ELEANOR HOLMES NORTON ‘60 & LARRY PEARL ‘55

The ACLU of the District of Columbia recently celebrated its 60th anniversary by honoring two Antioch alumni: Congresswoman Eleanor Holmes Norton ’60 and Larry Pearl ’55.

Eleanor Holmes Norton is D.C.’s delegate to the U.S. House of Representatives, a lifelong champion of civil rights, and a previous ACLU staff member. The ACLU honored her with the Arthur B. Spitzer Lifetime Achievement Award.

The ACLU also honored Antioch alumni Larry Pearl ‘55, whose many years of volunteer service have been crucial to ACLU-DC’s legal team.

Eleanor Holmes Norton ‘60

According to Wikipedia “Eleanor Holmes Norton was born in Washington, D.C., June 13, 1937. The daughter of a schoolteacher and a civil servant, she attended Antioch College (B.A. 1960), Yale University (M.A. in American Studies 1963), and Yale Law School (LL.B. 1964).” (Wikipedia)

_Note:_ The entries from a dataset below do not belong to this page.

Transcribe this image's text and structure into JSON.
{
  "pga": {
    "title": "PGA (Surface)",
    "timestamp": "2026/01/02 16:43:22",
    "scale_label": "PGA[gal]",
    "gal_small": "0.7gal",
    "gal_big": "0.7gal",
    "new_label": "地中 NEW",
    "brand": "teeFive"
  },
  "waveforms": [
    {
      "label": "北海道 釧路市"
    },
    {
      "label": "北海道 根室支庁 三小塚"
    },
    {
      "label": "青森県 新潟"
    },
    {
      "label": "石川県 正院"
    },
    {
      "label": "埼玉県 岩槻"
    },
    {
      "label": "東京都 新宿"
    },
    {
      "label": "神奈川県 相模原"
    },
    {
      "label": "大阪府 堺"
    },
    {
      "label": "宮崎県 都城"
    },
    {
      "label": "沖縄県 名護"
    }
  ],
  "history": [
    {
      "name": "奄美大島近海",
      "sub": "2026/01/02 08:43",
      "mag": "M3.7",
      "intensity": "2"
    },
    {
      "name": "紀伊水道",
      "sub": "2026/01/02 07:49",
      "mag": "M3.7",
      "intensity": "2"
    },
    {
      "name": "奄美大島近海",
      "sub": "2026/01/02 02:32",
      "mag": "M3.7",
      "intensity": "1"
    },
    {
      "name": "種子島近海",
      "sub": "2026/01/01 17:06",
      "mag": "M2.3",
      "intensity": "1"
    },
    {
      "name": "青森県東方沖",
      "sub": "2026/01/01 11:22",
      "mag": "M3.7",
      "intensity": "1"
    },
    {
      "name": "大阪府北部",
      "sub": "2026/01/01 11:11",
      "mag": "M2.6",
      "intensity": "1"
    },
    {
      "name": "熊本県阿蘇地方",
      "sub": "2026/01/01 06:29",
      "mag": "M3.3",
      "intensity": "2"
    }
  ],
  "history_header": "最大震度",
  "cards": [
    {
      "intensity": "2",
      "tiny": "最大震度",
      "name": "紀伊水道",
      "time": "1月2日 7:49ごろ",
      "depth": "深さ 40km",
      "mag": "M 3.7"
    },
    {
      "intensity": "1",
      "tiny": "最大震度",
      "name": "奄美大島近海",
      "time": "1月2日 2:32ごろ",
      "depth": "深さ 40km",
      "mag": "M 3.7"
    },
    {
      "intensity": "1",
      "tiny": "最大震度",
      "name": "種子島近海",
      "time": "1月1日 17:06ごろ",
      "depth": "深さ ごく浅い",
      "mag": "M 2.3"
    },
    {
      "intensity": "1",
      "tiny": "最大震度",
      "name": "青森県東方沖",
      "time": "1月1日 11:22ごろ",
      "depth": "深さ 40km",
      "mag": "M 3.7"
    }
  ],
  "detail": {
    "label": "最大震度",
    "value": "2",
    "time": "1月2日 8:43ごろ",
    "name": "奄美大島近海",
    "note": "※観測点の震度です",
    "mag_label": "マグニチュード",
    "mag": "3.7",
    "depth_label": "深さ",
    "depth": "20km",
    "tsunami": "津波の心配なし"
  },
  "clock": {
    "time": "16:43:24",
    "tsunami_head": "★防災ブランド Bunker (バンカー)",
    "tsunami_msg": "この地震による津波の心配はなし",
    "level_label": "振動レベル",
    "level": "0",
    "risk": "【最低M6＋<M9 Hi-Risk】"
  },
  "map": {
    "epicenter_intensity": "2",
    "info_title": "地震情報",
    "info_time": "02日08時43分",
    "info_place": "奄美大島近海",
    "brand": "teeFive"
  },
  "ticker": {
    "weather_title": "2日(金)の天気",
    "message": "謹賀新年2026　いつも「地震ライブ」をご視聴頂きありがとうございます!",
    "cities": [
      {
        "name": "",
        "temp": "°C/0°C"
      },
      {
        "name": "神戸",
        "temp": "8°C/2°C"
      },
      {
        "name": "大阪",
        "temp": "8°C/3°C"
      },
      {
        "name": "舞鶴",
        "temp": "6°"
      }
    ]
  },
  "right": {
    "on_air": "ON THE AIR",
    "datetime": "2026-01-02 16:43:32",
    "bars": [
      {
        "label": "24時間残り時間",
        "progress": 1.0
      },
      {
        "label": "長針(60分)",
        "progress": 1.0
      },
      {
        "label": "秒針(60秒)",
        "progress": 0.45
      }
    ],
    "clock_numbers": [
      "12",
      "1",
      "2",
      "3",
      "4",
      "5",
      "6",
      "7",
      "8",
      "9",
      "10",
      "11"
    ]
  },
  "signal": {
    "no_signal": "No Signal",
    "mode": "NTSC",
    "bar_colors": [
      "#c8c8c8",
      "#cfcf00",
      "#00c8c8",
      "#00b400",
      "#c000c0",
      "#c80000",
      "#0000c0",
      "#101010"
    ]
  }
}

“While in college and graduate school, she was active in the civil rights movement and an organizer for the Student Nonviolent Coordinating Committee (SNCC). By the time she graduated from Antioch, she had already been arrested for organizing and participating in sit-ins in Washington, D.C., Maryland, and Ohio. While in law school, she traveled to Mississippi for the Mississippi Freedom Summer and worked with civil rights stalwarts such as Medgar Evers. Her first encounter with a recently released but physically beaten Fannie Lou Hamer forced her to bear witness to the intensity of violence and Jim Crow repression in the South. Her time with the SNCC inspired her lifelong commitment to social activism and her budding sense of feminism. She contributed the piece “For Sadie and Maud” to the 1970 anthology Sisterhood is Powerful: An Anthology of Writings From The Women’s Liberation Movement, edited by Robin Morgan. Norton was on the founding advisory board of the Women’s Rights Law Reporter (founded 1970), the first legal periodical in the United States to focus exclusively on the field of women’s rights law. In the early 1970s, Norton was a signer of the Black Woman’s Manifesto, a classic document of the Black feminist movement.” (Wikipedia)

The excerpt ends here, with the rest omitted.